Sim, o resultado desta terceira eleição deve consolidar o novo jeito de fazer política que vem se construindo no município. Renovar pela terceira vez um mandato petista será um acontecimento com impacto muito forte em toda nossa região e em toda a Bahia. Vamos provar que estamos derrotando o carlismo, que o povo está reconhecendo e defendendo um projeto de governo que ACM contra-ataca, mas não consegue dominar. Olhamos esta eleição com otimismo e sem baixar a guarda. O desafio maior para Valcyr e para o PT é continuar fortalecendo essa nossa nova cultura política, ampliando os espaços de participação.

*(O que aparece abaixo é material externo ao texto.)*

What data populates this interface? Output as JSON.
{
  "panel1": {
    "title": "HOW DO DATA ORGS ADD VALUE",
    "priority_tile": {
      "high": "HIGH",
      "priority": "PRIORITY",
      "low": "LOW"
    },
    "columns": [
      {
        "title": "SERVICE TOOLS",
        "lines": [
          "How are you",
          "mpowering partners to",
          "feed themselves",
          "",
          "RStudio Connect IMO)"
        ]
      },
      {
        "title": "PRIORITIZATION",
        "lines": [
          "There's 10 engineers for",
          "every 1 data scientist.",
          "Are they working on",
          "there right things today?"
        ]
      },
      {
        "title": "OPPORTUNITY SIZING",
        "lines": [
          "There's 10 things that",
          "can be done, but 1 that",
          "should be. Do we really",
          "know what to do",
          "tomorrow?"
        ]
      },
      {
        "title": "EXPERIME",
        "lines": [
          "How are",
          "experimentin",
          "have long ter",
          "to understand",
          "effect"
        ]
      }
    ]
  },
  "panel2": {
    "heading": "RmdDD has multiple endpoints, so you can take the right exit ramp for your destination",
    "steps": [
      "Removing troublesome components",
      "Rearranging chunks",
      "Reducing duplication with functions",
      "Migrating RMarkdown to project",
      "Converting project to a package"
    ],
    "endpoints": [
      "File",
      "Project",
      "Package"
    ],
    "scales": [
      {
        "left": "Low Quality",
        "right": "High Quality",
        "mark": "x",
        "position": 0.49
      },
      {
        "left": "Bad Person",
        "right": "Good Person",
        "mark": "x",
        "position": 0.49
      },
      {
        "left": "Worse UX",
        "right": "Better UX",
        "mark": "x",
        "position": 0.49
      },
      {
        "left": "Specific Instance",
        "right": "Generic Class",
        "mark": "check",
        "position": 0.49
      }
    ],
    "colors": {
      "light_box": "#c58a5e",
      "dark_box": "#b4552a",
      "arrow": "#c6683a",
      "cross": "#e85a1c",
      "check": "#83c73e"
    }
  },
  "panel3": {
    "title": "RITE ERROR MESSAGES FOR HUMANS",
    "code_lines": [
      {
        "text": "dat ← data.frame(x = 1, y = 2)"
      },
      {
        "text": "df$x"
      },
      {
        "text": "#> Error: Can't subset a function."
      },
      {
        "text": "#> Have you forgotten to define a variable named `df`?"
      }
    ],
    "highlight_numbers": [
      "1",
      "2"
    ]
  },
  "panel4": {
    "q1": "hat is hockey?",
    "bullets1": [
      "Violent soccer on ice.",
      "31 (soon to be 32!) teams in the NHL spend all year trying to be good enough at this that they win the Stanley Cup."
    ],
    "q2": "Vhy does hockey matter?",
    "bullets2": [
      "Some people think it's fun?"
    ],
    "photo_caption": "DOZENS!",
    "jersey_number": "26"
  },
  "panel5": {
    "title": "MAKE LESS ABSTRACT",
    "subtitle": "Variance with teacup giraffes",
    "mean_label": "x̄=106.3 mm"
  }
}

A administração mantém um índice de aprovação popular de 70%. O que foi feito nesses oito anos de governo para garantir este percentual?
Recebemos um município endividado, com a máquina desorganizada. No segundo ano, as matrículas escolares aumentaram em 100% porque garantimos abertura de vagas, transporte escolar e construção de 32 salas de aula. Aos profissionais da educação foram oferecidas capacitação e formação permanente, e isso mudou os indicadores. Evasão e repetência, que em 1996 chegaram a 55%, foram reduzidas a 19%, ainda no nosso primeiro mandato. Na área da saúde, passamos a garantir plantão 24 horas no Hospital Municipal, que foi reequipado. Hoje já temos equipes do Programa Saúde da Família e do Programa de Agentes Comunitários de Saúde cobrindo 100% do município. Na área de saneamento, foi construída rede de esgoto para mais de 500 famílias.
Todas estas realizações são importantes, mas o mais importante é o novo jeito de fazer política através da participação popular, em assembléias, conferências municipais e congresso popular.